“Senso unico eccetto bici” e “doppio senso ciclabile” non sono sinonimo di “contromano”. Eppure i termini sono spesso confusi, anche dagli addetti ai lavori, alimentando disinformazione e pregiudizi.
Riproponiamo – con alcuni tagli – l’articolo pubblicato da Manuel Massimo su Bikeitalia.it.
Le proposte di modifica al Codice della Strada, visto che l’argomento è tornato di attualità, hanno trovato un’ampia eco sui principali organi d’informazione: ma molti giornalisti, più o meno consapevolmente, hanno preso una colossale cantonata sull’introduzione del senso unico eccetto bici che si ostinano a chiamare “contromano”.

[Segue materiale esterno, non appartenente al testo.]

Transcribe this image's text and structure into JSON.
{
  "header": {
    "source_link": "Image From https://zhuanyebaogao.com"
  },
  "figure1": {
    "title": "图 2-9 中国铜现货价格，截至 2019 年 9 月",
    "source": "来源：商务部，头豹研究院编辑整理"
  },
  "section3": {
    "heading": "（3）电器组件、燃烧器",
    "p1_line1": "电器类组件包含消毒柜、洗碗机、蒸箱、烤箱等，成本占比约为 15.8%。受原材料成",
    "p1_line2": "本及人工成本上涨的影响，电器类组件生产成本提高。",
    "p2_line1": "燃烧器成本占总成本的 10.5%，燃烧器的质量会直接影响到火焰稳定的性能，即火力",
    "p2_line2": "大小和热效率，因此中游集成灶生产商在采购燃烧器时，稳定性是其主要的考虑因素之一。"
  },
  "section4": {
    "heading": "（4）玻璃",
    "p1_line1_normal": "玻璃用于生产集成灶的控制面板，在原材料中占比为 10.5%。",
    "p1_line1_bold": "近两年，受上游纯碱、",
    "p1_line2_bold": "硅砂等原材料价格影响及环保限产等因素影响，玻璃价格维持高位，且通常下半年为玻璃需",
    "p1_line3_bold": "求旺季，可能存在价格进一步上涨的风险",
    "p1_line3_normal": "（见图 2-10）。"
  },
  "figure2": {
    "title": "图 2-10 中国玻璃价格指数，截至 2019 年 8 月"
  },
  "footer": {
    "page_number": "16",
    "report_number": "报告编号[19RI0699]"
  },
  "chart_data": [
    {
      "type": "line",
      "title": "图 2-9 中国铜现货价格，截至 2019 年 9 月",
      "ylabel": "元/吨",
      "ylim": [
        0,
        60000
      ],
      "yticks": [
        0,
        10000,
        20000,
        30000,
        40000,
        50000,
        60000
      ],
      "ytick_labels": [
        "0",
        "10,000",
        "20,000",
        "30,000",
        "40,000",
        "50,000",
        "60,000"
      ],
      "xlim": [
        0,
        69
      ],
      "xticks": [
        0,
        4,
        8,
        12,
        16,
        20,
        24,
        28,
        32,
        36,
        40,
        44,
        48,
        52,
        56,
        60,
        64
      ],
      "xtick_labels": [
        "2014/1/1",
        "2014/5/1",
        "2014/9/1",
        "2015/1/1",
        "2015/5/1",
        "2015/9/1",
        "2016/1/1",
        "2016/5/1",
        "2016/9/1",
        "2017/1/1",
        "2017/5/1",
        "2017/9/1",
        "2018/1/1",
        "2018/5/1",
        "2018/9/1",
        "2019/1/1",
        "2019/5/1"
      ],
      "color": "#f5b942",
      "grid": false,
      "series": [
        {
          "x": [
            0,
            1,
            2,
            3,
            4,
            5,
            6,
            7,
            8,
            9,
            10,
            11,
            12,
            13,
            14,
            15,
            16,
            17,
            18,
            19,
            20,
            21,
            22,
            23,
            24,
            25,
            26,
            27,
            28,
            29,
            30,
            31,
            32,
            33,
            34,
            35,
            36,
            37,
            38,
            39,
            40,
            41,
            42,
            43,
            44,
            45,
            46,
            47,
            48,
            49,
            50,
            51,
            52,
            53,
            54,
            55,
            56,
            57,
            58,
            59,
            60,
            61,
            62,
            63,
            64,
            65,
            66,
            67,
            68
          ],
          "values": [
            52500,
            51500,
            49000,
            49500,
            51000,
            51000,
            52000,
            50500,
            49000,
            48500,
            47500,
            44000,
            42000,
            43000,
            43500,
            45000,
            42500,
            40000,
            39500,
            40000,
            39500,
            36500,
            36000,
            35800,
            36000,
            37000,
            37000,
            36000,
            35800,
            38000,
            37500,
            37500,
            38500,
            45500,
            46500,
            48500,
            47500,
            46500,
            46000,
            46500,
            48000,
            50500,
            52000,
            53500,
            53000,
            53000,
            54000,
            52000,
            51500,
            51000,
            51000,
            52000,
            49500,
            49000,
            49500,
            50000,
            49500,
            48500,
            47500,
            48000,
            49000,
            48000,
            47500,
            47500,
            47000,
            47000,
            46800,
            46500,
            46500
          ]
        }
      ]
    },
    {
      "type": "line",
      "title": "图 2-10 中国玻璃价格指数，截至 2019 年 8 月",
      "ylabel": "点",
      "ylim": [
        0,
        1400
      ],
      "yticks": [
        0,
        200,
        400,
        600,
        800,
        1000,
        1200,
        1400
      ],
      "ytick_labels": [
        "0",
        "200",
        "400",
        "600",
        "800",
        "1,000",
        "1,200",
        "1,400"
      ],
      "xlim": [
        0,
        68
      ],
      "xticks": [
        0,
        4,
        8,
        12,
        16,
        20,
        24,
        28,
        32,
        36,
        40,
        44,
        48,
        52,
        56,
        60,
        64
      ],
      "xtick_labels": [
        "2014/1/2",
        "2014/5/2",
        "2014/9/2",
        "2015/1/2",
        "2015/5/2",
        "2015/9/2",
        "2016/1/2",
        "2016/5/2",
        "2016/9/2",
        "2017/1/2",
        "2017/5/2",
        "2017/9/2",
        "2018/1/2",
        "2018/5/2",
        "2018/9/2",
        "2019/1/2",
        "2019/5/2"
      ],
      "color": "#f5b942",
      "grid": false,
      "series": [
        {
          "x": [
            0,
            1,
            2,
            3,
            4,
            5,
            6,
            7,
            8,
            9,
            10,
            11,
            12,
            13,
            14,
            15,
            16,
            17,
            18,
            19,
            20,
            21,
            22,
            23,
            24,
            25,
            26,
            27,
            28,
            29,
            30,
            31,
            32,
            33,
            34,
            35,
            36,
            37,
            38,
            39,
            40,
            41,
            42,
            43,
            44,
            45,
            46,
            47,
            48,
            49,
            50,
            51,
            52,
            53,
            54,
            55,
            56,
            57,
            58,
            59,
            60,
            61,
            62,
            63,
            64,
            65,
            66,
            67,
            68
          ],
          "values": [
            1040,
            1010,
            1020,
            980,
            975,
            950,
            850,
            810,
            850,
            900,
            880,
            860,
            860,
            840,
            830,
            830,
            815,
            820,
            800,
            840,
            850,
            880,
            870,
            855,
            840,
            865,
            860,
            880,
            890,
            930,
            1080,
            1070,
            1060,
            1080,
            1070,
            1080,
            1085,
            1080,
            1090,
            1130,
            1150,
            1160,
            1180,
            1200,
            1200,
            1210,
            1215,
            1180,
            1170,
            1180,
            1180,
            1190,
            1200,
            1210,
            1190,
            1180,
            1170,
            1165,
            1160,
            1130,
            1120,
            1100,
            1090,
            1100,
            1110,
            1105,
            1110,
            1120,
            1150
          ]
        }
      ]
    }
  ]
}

Peraltro nella proposta in discussione a firma del deputato del Movimento 5 Stelle Emanuele Scagliusi si parla di “doppio senso ciclabile” e sull’enorme differenza tra i due concetti si vedano tanti altri articoli su Bikeitalia.it.
Nell’oceano di disinformazione mista a livore, un articolo spicca su tutti ed è apparso nella sezione Motori del Corriere della Sera: non si tratta del pezzullo di colore un po’ sopra le righe a firma di un collaboratore giovane e inesperto, magari sfuggito al controllo della redazione, ma del punto di vista del caporedattore Maurizio Donelli, giornalista di lungo corso, che si è prodotto in un pezzo di rara insensibilità in cui risulta evidente il suo astio e la sua insofferenza nei confronti di chi pedala.
So che può risultare difficile per chi ha legato la propria professione in maniera così viscerale all’automotive pensare che le persone in bicicletta siano degne di rispetto e di attenzione esattamente come chi guida un mezzo a motore (forse di più, in quanto più vulnerabili, ma non è questo il momento di sottilizzare) ma considerare l’introduzione del “senso unico eccetto bici” e della “casa avanzata con precedenza ai semafori” come un attacco di lesa maestà all’automobilista è una colossale sciocchezza. Si tratta davvero di misure di buonsenso ciclabile che in Italia, se approvate, arriverebbero comunque con una trentina di anni di ritardo rispetto ai Paesi molto più avanti del nostro in tema di viabilità e condivisione della strada.
Donelli sfodera tutto l’armamentario dell’anticiclismo militante […] senza uno straccio di dato o studio a supporto […]. La sensazione è che non vedesse l’ora di poter vomitare il proprio odio verso chi pedala, “i ciclisti”: quelli che per fare 5 chilometri in città ci mettono sempre 20 minuti e non perdono tempo a trovare parcheggio; quelli che non pagano il bollo e l’assicurazione; quelli che non hanno targa e che possono transitare liberamente in aree pedonali e zone a traffico limitato. Insomma: l’esatto opposto di chi si muove su un mezzo a motore inquinante e ingombrante.
La chiusa di questo capolavoro di cinismo, in perfetto stile victim blaming, tende a colpevolizzare chi pedala e deresponsabilizza la persona al volante: “Tanto se in futuro un ciclista contromano dovesse sbattere contro un’auto, la colpa sarà sempre di chi guida l’auto. Ça va sans dire”.
A parte il fatto che l’introduzione del senso unico eccetto bici avrebbe, invece, l’effetto contrario dimostrato di una maggior sicurezza intrinseca delle strade (Zone 30) in cui verrebbe introdotto, ho notato che l’ultima frase dell’articolo è stata modificata. La versione precedente, più politicamente scorretta recitava: “Spalmato sul cofano di un Suv” è un’espressione che denota una violenza verbale assoluta: forse l’autore, dopo le tante critiche ricevute tra cui quella di Marco Scarponi (fratello dell’indimenticato Michele e promotore della Fondazione per la sicurezza stradale a lui dedicata), è stato indotto a modificarla […]. In ogni caso questo articolo non fa onore alla storia del Corriere della Sera e a mio avviso rappresenta un esempio ineguagliato di cattivo giornalismo. Ça va sans dire.